Library is an on-going, evolving project: this new installation at England & Co includes three recent works shown at the Cairo Biennale earlier this year, together with new works incorporating video projection exhibited for the first time. James Putnam, who curated an installation of Chun’s Library at the Venice Biennale in 2009, describes how the objects displayed on the bookcases ‘are both meaningful and meaningless’, representing ‘a distillation of memories, accumulated information, ideas and interests – an ambiguous ever-growing and unbounded entity. Her library takes the form of enigmatic artefacts that… seem to possess a persistent force of memory that refuses to be forgotten, carrying histories, fictions, emotions and knowledge suspended in time.’

Displayed in a darkened space, the installation seems at first to be a library from a palatial house of a past era: although apparently furnished conventionally, further inspection reveals that there are no books in the bookcases and that the globes are not covered with maps of the world.

The dark wooden bookcases are meticulously crafted cabinets containing arcane and intriguing objects and tableaux, often surrealist in spirit. One cabinet contains repeated photographs of faces with mouths swallowing an endless string of letters and numbers; another has a chest of drawers with roots growing from its base. Others contains a puzzling, complex construction of boxes, strings and pulleys, or are inscribed with diagrammatic, alchemical drawings. A naked figure, curled up seemingly asleep, inhabits one cabinet; while brass implements of quasi-scientific origin are displayed in another case. The two globes stand among the bookcases, one representing the life of nature with beings moving and floating across the earth’s surface, while the other represents a kind of labyrinth of life with raised markings suggesting routes across a dark universe.

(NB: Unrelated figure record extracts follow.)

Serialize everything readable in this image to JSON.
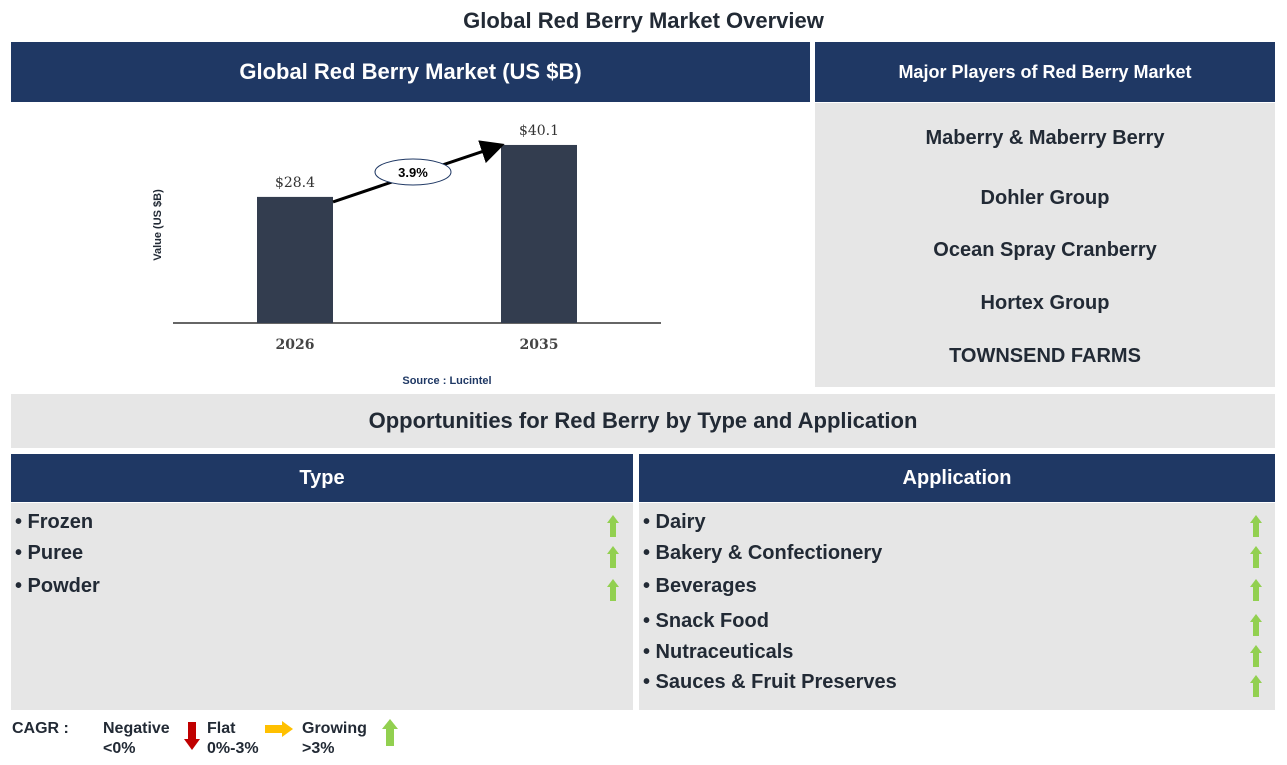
{
  "title": "Global Red Berry Market Overview",
  "left_header": "Global Red Berry Market (US $B)",
  "right_header": "Major Players of Red Berry Market",
  "players": [
    "Maberry & Maberry Berry",
    "Dohler Group",
    "Ocean Spray Cranberry",
    "Hortex Group",
    "TOWNSEND FARMS"
  ],
  "opportunities_title": "Opportunities for Red Berry by Type and Application",
  "type": {
    "header": "Type",
    "items": [
      "• Frozen",
      "• Puree",
      "• Powder"
    ],
    "trends": [
      "growing",
      "growing",
      "growing"
    ]
  },
  "application": {
    "header": "Application",
    "items": [
      "• Dairy",
      "• Bakery & Confectionery",
      "• Beverages",
      "• Snack Food",
      "• Nutraceuticals",
      "• Sauces & Fruit Preserves"
    ],
    "trends": [
      "growing",
      "growing",
      "growing",
      "growing",
      "growing",
      "growing"
    ]
  },
  "legend": {
    "label": "CAGR :",
    "negative": "Negative",
    "negative_range": "<0%",
    "flat": "Flat",
    "flat_range": "0%-3%",
    "growing": "Growing",
    "growing_range": ">3%"
  },
  "colors": {
    "navy": "#1f3864",
    "bar": "#333d4f",
    "panel": "#e6e6e6",
    "growing": "#92d050",
    "flat": "#ffc000",
    "negative": "#c00000"
  },
  "chart_data": {
    "type": "bar",
    "categories": [
      "2026",
      "2035"
    ],
    "values": [
      28.4,
      40.1
    ],
    "data_labels": [
      "$28.4",
      "$40.1"
    ],
    "ylabel": "Value (US $B)",
    "cagr_label": "3.9%",
    "source": "Source : Lucintel",
    "grid": false
  }
}
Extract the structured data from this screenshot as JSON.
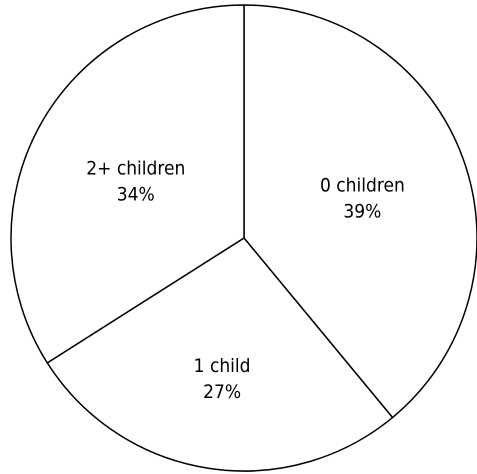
{
  "chart_data": {
    "type": "pie",
    "slices": [
      {
        "label": "0 children",
        "value": 39,
        "value_label": "39%"
      },
      {
        "label": "1 child",
        "value": 27,
        "value_label": "27%"
      },
      {
        "label": "2+ children",
        "value": 34,
        "value_label": "34%"
      }
    ],
    "start_angle": "12 o'clock",
    "direction": "clockwise",
    "fill_color": "#ffffff",
    "stroke_color": "#000000",
    "legend": "none"
  }
}
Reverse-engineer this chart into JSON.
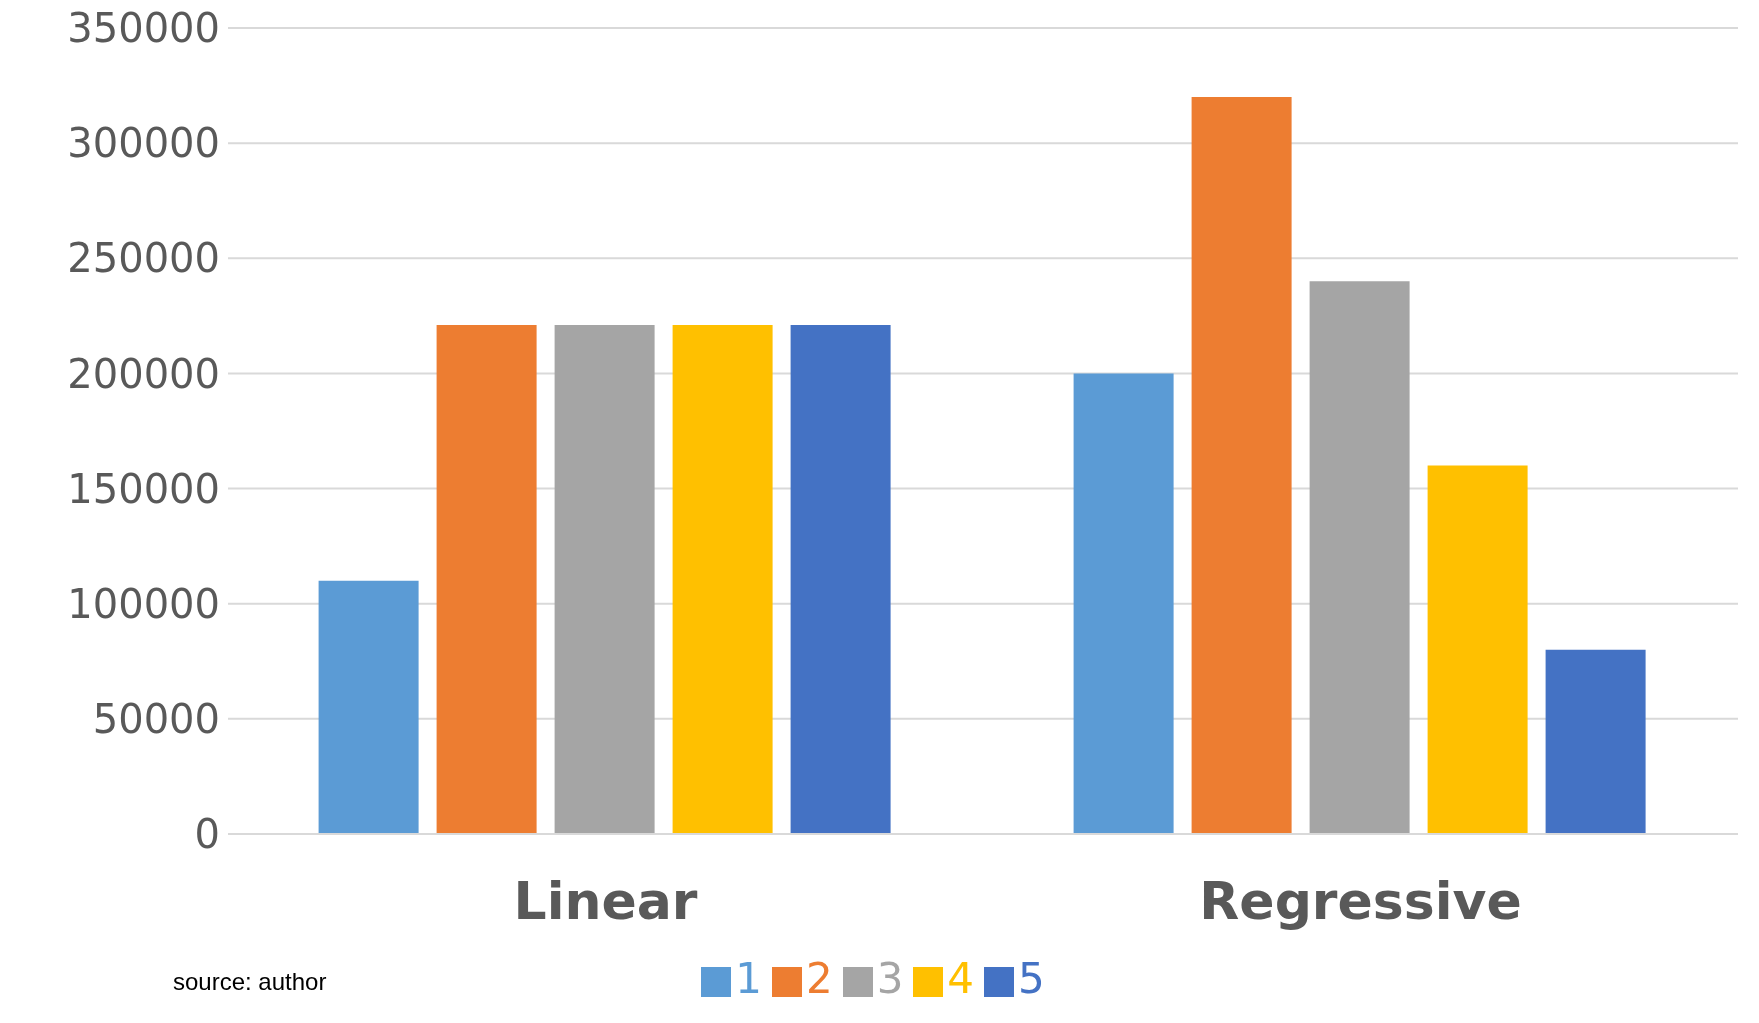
{
  "chart_data": {
    "type": "bar",
    "categories": [
      "Linear",
      "Regressive"
    ],
    "series": [
      {
        "name": "1",
        "color": "#5b9bd5",
        "values": [
          110000,
          200000
        ]
      },
      {
        "name": "2",
        "color": "#ed7d31",
        "values": [
          221000,
          320000
        ]
      },
      {
        "name": "3",
        "color": "#a5a5a5",
        "values": [
          221000,
          240000
        ]
      },
      {
        "name": "4",
        "color": "#ffc000",
        "values": [
          221000,
          160000
        ]
      },
      {
        "name": "5",
        "color": "#4472c4",
        "values": [
          221000,
          80000
        ]
      }
    ],
    "ylim": [
      0,
      350000
    ],
    "yticks": [
      0,
      50000,
      100000,
      150000,
      200000,
      250000,
      300000,
      350000
    ],
    "grid": "y",
    "legend": "bottom",
    "annotations": [
      "source: author"
    ]
  }
}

Woojung Chun was born in Seoul in 1976, and currently lives and works in the UK. Library was first shown as a solo installation as part of the 53rd International Art Exhibition – La Biennale di Venezia in 2009; and she also took part in the 12th International Cairo Biennale in early 2011. Previous exhibitions include Good Morning Mr Nam June Paik at the Korean Cultural Centre UK (2008); Lessons of Embodiment (part of Escrita na Paisagem) at the Biblioteca Municipal de Montemor-o-Novo, Portugal (2009); and Biblioteket at Luftskipet, Fjell Gard, Norway (2010).